Sunday 17 August 2008

te hurihanga - the turning point

there's a lovely piece in the waikato times this weekend about the pilot youth justice programme, te hurihanga. the programme was developed:

in the mid-1990s, when Judge Carolyn Henwood, a Wellington Youth Court judge, kept seeing young men coming before her bench not once or twice, but multiple times... After researching overseas programmes, she developed the seed of the idea that would become Te Hurihanga, focusing on sustaining and nurturing these young men, and the communities surrounding them.

the programme is intensive and expenisve, involving live-in facilities, education, counselling and also support for the whole family. it is the best way to help these young men turn their lives around.

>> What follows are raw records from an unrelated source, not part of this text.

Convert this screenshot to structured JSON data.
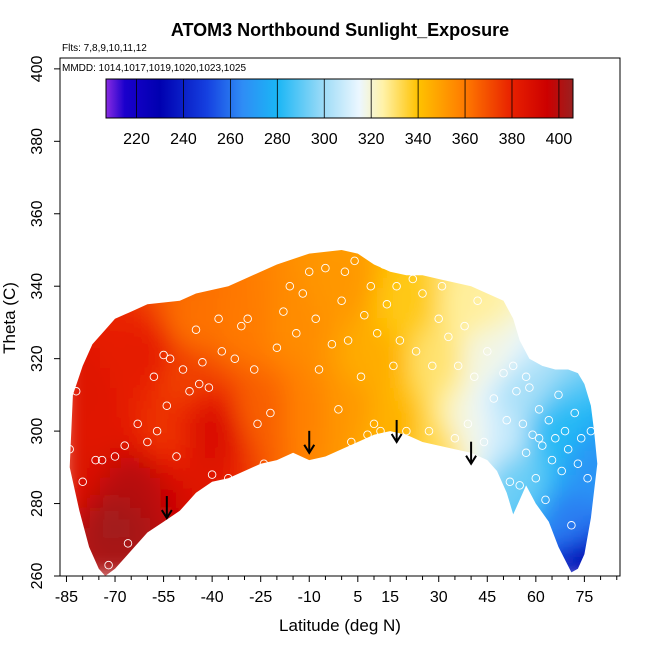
{
  "chart_data": {
    "type": "heatmap",
    "title": "ATOM3 Northbound Sunlight_Exposure",
    "annotations": [
      "Flts: 7,8,9,10,11,12",
      "MMDD: 1014,1017,1019,1020,1023,1025"
    ],
    "xlabel": "Latitude (deg N)",
    "ylabel": "Theta (C)",
    "xlim": [
      -87,
      86
    ],
    "ylim": [
      260,
      403
    ],
    "x_ticks": [
      -85,
      -70,
      -55,
      -40,
      -25,
      -10,
      5,
      15,
      30,
      45,
      60,
      75
    ],
    "y_ticks": [
      260,
      280,
      300,
      320,
      340,
      360,
      380,
      400
    ],
    "colorbar": {
      "range": [
        207,
        406
      ],
      "ticks": [
        220,
        240,
        260,
        280,
        300,
        320,
        340,
        360,
        380,
        400
      ],
      "stops": [
        {
          "v": 207,
          "c": "#8a2be2"
        },
        {
          "v": 215,
          "c": "#1a00cc"
        },
        {
          "v": 230,
          "c": "#0000b0"
        },
        {
          "v": 250,
          "c": "#1540e0"
        },
        {
          "v": 265,
          "c": "#2f8cf5"
        },
        {
          "v": 280,
          "c": "#1ab6f5"
        },
        {
          "v": 300,
          "c": "#9fdcf7"
        },
        {
          "v": 315,
          "c": "#ecf7ff"
        },
        {
          "v": 325,
          "c": "#fff2a8"
        },
        {
          "v": 340,
          "c": "#ffc200"
        },
        {
          "v": 360,
          "c": "#ff7a00"
        },
        {
          "v": 380,
          "c": "#e82000"
        },
        {
          "v": 395,
          "c": "#cc0000"
        },
        {
          "v": 406,
          "c": "#9a2020"
        }
      ]
    },
    "field_samples": [
      {
        "lat": -85,
        "theta": 288,
        "value": 386
      },
      {
        "lat": -82,
        "theta": 310,
        "value": 385
      },
      {
        "lat": -75,
        "theta": 300,
        "value": 384
      },
      {
        "lat": -70,
        "theta": 275,
        "value": 404
      },
      {
        "lat": -65,
        "theta": 285,
        "value": 400
      },
      {
        "lat": -60,
        "theta": 320,
        "value": 382
      },
      {
        "lat": -55,
        "theta": 300,
        "value": 376
      },
      {
        "lat": -50,
        "theta": 315,
        "value": 373
      },
      {
        "lat": -45,
        "theta": 330,
        "value": 362
      },
      {
        "lat": -40,
        "theta": 300,
        "value": 388
      },
      {
        "lat": -30,
        "theta": 330,
        "value": 360
      },
      {
        "lat": -25,
        "theta": 305,
        "value": 366
      },
      {
        "lat": -15,
        "theta": 330,
        "value": 355
      },
      {
        "lat": -10,
        "theta": 305,
        "value": 358
      },
      {
        "lat": 0,
        "theta": 340,
        "value": 352
      },
      {
        "lat": 0,
        "theta": 305,
        "value": 352
      },
      {
        "lat": 10,
        "theta": 320,
        "value": 346
      },
      {
        "lat": 15,
        "theta": 300,
        "value": 345
      },
      {
        "lat": 20,
        "theta": 335,
        "value": 338
      },
      {
        "lat": 30,
        "theta": 295,
        "value": 333
      },
      {
        "lat": 30,
        "theta": 320,
        "value": 330
      },
      {
        "lat": 40,
        "theta": 335,
        "value": 326
      },
      {
        "lat": 40,
        "theta": 300,
        "value": 318
      },
      {
        "lat": 45,
        "theta": 320,
        "value": 318
      },
      {
        "lat": 50,
        "theta": 300,
        "value": 308
      },
      {
        "lat": 55,
        "theta": 285,
        "value": 292
      },
      {
        "lat": 55,
        "theta": 310,
        "value": 302
      },
      {
        "lat": 65,
        "theta": 300,
        "value": 282
      },
      {
        "lat": 70,
        "theta": 275,
        "value": 262
      },
      {
        "lat": 75,
        "theta": 262,
        "value": 230
      },
      {
        "lat": 78,
        "theta": 290,
        "value": 268
      }
    ],
    "upper_boundary": [
      {
        "lat": -83,
        "theta": 310
      },
      {
        "lat": -80,
        "theta": 318
      },
      {
        "lat": -77,
        "theta": 324
      },
      {
        "lat": -73,
        "theta": 328
      },
      {
        "lat": -70,
        "theta": 331
      },
      {
        "lat": -65,
        "theta": 333
      },
      {
        "lat": -60,
        "theta": 335
      },
      {
        "lat": -50,
        "theta": 336
      },
      {
        "lat": -45,
        "theta": 338
      },
      {
        "lat": -35,
        "theta": 340
      },
      {
        "lat": -30,
        "theta": 342
      },
      {
        "lat": -20,
        "theta": 346
      },
      {
        "lat": -10,
        "theta": 349
      },
      {
        "lat": 0,
        "theta": 350
      },
      {
        "lat": 5,
        "theta": 349
      },
      {
        "lat": 10,
        "theta": 346
      },
      {
        "lat": 15,
        "theta": 344
      },
      {
        "lat": 20,
        "theta": 343
      },
      {
        "lat": 25,
        "theta": 343
      },
      {
        "lat": 30,
        "theta": 342
      },
      {
        "lat": 35,
        "theta": 341
      },
      {
        "lat": 40,
        "theta": 340
      },
      {
        "lat": 45,
        "theta": 338
      },
      {
        "lat": 50,
        "theta": 336
      },
      {
        "lat": 53,
        "theta": 331
      },
      {
        "lat": 55,
        "theta": 325
      },
      {
        "lat": 58,
        "theta": 320
      },
      {
        "lat": 62,
        "theta": 318
      },
      {
        "lat": 66,
        "theta": 317
      },
      {
        "lat": 70,
        "theta": 317
      },
      {
        "lat": 73,
        "theta": 316
      },
      {
        "lat": 75,
        "theta": 313
      },
      {
        "lat": 77,
        "theta": 307
      },
      {
        "lat": 78,
        "theta": 300
      },
      {
        "lat": 79,
        "theta": 291
      }
    ],
    "lower_boundary": [
      {
        "lat": 79,
        "theta": 291
      },
      {
        "lat": 77,
        "theta": 276
      },
      {
        "lat": 75,
        "theta": 266
      },
      {
        "lat": 73,
        "theta": 262
      },
      {
        "lat": 71,
        "theta": 261
      },
      {
        "lat": 67,
        "theta": 268
      },
      {
        "lat": 64,
        "theta": 275
      },
      {
        "lat": 60,
        "theta": 280
      },
      {
        "lat": 57,
        "theta": 285
      },
      {
        "lat": 55,
        "theta": 281
      },
      {
        "lat": 53,
        "theta": 277
      },
      {
        "lat": 51,
        "theta": 283
      },
      {
        "lat": 48,
        "theta": 289
      },
      {
        "lat": 45,
        "theta": 292
      },
      {
        "lat": 40,
        "theta": 294
      },
      {
        "lat": 35,
        "theta": 295
      },
      {
        "lat": 30,
        "theta": 296
      },
      {
        "lat": 25,
        "theta": 297
      },
      {
        "lat": 20,
        "theta": 299
      },
      {
        "lat": 15,
        "theta": 300
      },
      {
        "lat": 10,
        "theta": 299
      },
      {
        "lat": 5,
        "theta": 297
      },
      {
        "lat": 0,
        "theta": 295
      },
      {
        "lat": -5,
        "theta": 293
      },
      {
        "lat": -10,
        "theta": 292
      },
      {
        "lat": -15,
        "theta": 294
      },
      {
        "lat": -20,
        "theta": 292
      },
      {
        "lat": -25,
        "theta": 291
      },
      {
        "lat": -30,
        "theta": 289
      },
      {
        "lat": -35,
        "theta": 287
      },
      {
        "lat": -40,
        "theta": 286
      },
      {
        "lat": -45,
        "theta": 283
      },
      {
        "lat": -50,
        "theta": 278
      },
      {
        "lat": -55,
        "theta": 275
      },
      {
        "lat": -60,
        "theta": 272
      },
      {
        "lat": -65,
        "theta": 267
      },
      {
        "lat": -70,
        "theta": 262
      },
      {
        "lat": -73,
        "theta": 260
      },
      {
        "lat": -75,
        "theta": 262
      },
      {
        "lat": -78,
        "theta": 268
      },
      {
        "lat": -81,
        "theta": 278
      },
      {
        "lat": -84,
        "theta": 290
      },
      {
        "lat": -83,
        "theta": 310
      }
    ],
    "sample_points": [
      {
        "lat": -84,
        "theta": 295
      },
      {
        "lat": -82,
        "theta": 311
      },
      {
        "lat": -80,
        "theta": 286
      },
      {
        "lat": -78,
        "theta": 262
      },
      {
        "lat": -76,
        "theta": 292
      },
      {
        "lat": -74,
        "theta": 292
      },
      {
        "lat": -72,
        "theta": 263
      },
      {
        "lat": -70,
        "theta": 293
      },
      {
        "lat": -67,
        "theta": 296
      },
      {
        "lat": -66,
        "theta": 269
      },
      {
        "lat": -63,
        "theta": 302
      },
      {
        "lat": -60,
        "theta": 297
      },
      {
        "lat": -58,
        "theta": 315
      },
      {
        "lat": -57,
        "theta": 300
      },
      {
        "lat": -55,
        "theta": 321
      },
      {
        "lat": -54,
        "theta": 307
      },
      {
        "lat": -53,
        "theta": 320
      },
      {
        "lat": -51,
        "theta": 293
      },
      {
        "lat": -49,
        "theta": 317
      },
      {
        "lat": -47,
        "theta": 311
      },
      {
        "lat": -45,
        "theta": 328
      },
      {
        "lat": -43,
        "theta": 319
      },
      {
        "lat": -41,
        "theta": 312
      },
      {
        "lat": -40,
        "theta": 288
      },
      {
        "lat": -38,
        "theta": 331
      },
      {
        "lat": -37,
        "theta": 322
      },
      {
        "lat": -35,
        "theta": 287
      },
      {
        "lat": -33,
        "theta": 320
      },
      {
        "lat": -31,
        "theta": 329
      },
      {
        "lat": -29,
        "theta": 331
      },
      {
        "lat": -27,
        "theta": 317
      },
      {
        "lat": -26,
        "theta": 302
      },
      {
        "lat": -24,
        "theta": 291
      },
      {
        "lat": -22,
        "theta": 305
      },
      {
        "lat": -20,
        "theta": 323
      },
      {
        "lat": -18,
        "theta": 333
      },
      {
        "lat": -16,
        "theta": 340
      },
      {
        "lat": -14,
        "theta": 327
      },
      {
        "lat": -12,
        "theta": 338
      },
      {
        "lat": -10,
        "theta": 344
      },
      {
        "lat": -8,
        "theta": 331
      },
      {
        "lat": -7,
        "theta": 317
      },
      {
        "lat": -5,
        "theta": 345
      },
      {
        "lat": -3,
        "theta": 324
      },
      {
        "lat": -1,
        "theta": 306
      },
      {
        "lat": 0,
        "theta": 336
      },
      {
        "lat": 1,
        "theta": 344
      },
      {
        "lat": 2,
        "theta": 325
      },
      {
        "lat": 3,
        "theta": 297
      },
      {
        "lat": 4,
        "theta": 347
      },
      {
        "lat": 6,
        "theta": 315
      },
      {
        "lat": 7,
        "theta": 332
      },
      {
        "lat": 8,
        "theta": 299
      },
      {
        "lat": 9,
        "theta": 340
      },
      {
        "lat": 10,
        "theta": 302
      },
      {
        "lat": 11,
        "theta": 327
      },
      {
        "lat": 12,
        "theta": 300
      },
      {
        "lat": 13,
        "theta": 346
      },
      {
        "lat": 14,
        "theta": 335
      },
      {
        "lat": 16,
        "theta": 318
      },
      {
        "lat": 17,
        "theta": 340
      },
      {
        "lat": 18,
        "theta": 325
      },
      {
        "lat": 20,
        "theta": 300
      },
      {
        "lat": 22,
        "theta": 342
      },
      {
        "lat": 23,
        "theta": 322
      },
      {
        "lat": 25,
        "theta": 338
      },
      {
        "lat": 27,
        "theta": 300
      },
      {
        "lat": 28,
        "theta": 318
      },
      {
        "lat": 30,
        "theta": 331
      },
      {
        "lat": 31,
        "theta": 340
      },
      {
        "lat": 33,
        "theta": 326
      },
      {
        "lat": 35,
        "theta": 298
      },
      {
        "lat": 36,
        "theta": 318
      },
      {
        "lat": 38,
        "theta": 329
      },
      {
        "lat": 39,
        "theta": 302
      },
      {
        "lat": 41,
        "theta": 315
      },
      {
        "lat": 42,
        "theta": 336
      },
      {
        "lat": 44,
        "theta": 297
      },
      {
        "lat": 45,
        "theta": 322
      },
      {
        "lat": 47,
        "theta": 309
      },
      {
        "lat": 48,
        "theta": 286
      },
      {
        "lat": 50,
        "theta": 316
      },
      {
        "lat": 51,
        "theta": 303
      },
      {
        "lat": 52,
        "theta": 286
      },
      {
        "lat": 53,
        "theta": 318
      },
      {
        "lat": 54,
        "theta": 311
      },
      {
        "lat": 55,
        "theta": 285
      },
      {
        "lat": 56,
        "theta": 302
      },
      {
        "lat": 57,
        "theta": 294
      },
      {
        "lat": 58,
        "theta": 312
      },
      {
        "lat": 59,
        "theta": 299
      },
      {
        "lat": 60,
        "theta": 287
      },
      {
        "lat": 61,
        "theta": 306
      },
      {
        "lat": 62,
        "theta": 296
      },
      {
        "lat": 63,
        "theta": 281
      },
      {
        "lat": 64,
        "theta": 303
      },
      {
        "lat": 65,
        "theta": 292
      },
      {
        "lat": 66,
        "theta": 298
      },
      {
        "lat": 67,
        "theta": 310
      },
      {
        "lat": 68,
        "theta": 289
      },
      {
        "lat": 69,
        "theta": 300
      },
      {
        "lat": 70,
        "theta": 295
      },
      {
        "lat": 71,
        "theta": 274
      },
      {
        "lat": 72,
        "theta": 305
      },
      {
        "lat": 73,
        "theta": 291
      },
      {
        "lat": 74,
        "theta": 298
      },
      {
        "lat": 76,
        "theta": 287
      },
      {
        "lat": 77,
        "theta": 300
      },
      {
        "lat": 57,
        "theta": 315
      },
      {
        "lat": 61,
        "theta": 298
      },
      {
        "lat": -44,
        "theta": 313
      }
    ],
    "arrows": [
      {
        "lat": -54,
        "theta": 276
      },
      {
        "lat": -10,
        "theta": 294
      },
      {
        "lat": 17,
        "theta": 297
      },
      {
        "lat": 40,
        "theta": 291
      }
    ],
    "colors": {
      "sample_point_stroke": "#ffffff",
      "arrow": "#000000",
      "frame": "#000000"
    }
  }
}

unfortunately the project has had a chequered history, mostly because no suburb in hamilton wanted to have the facility in their neighbourhood. the level of antagonism has been incredibly high and quite sad. the project moved from suburb to suburb, with mayoral candidates and electorate candidates whipping up the fear and hysteria in the quest for votes.

the unit was finally set up in the outskirts of hillcrest, and the opposition by the "hillcrest action group" (hag for short!) has been pretty nasty. i understand and agree with the right of communities to protest. i understand the fears people had of the young men running away from the unit, and therefore possibly being a danger to the neighbourhood. i particularly understand the anger at the politics involved in the decision-making process.

however, i don't think any of that justifies the lengths to which these people went. for example, they distributed pamphlets (cheap A4 photocopies) to mailboxes in the neighbourhood that had patently false information. now hag denies any involvement, but someone from the suburb claimed that the unit would house sexual offenders and violent criminals who could escape to molest children in the neighbourhood. this was totally untrue.

then there were the defacements of public property, with little coloured posters being glued on to lights on the main highways and other places. there were the unauthorised, nasty messages delivered into letterboxes during local body elections against city councillors who were deemed to have supported the project. but the worst were the signs at the foundation laying ceremony. as i went into the te ara hou village, i saw very young children holding signs that read "sod off".

it amazes that the parents of these children didn't think about the lessons they were giving these kids. they were teaching their children to hate, to be aggressive, to ignore the law, and all for a project that will, in the long run, make their communities safer. after all, the young men who enter the programmes are already out in the streets, already involved in burglaries, probably in their neighbourhood. having them in a facility helping to turn their lives around would be much safer than having them in custody for a few months then back on the street to offend again.

i'm proud to have been a member of the te hurihanga support group, from the earliest days of the project moving to hillcrest. this has been a group of committed people in the area making sure the staff of the project know they are supported and welcomed. the staff are truly wonderful, and the research backing the project, which they are happy to share with anyone, is absolutely solid.

it's wonderful that the unit is proving that it can change the lives of these young men. and kudos to the young men as well. it takes a lot of courage to take that first step, to acknowledge that the life you're leading is not going to lead to any place good, and to make a commitment to change. many of them will have come from difficult family situations, which is why the work with the whole family is so important.

i hope that this pilot can now be taken to other cities, hopefully with a lot less antagonism.

1 comment:

Anonymous said...

"i hope that this pilot can now be taken to other cities, hopefully with a lot less antagonism."

Sounds like a good scheme. You can understand residential property owners not wanting a facility like that down the road though!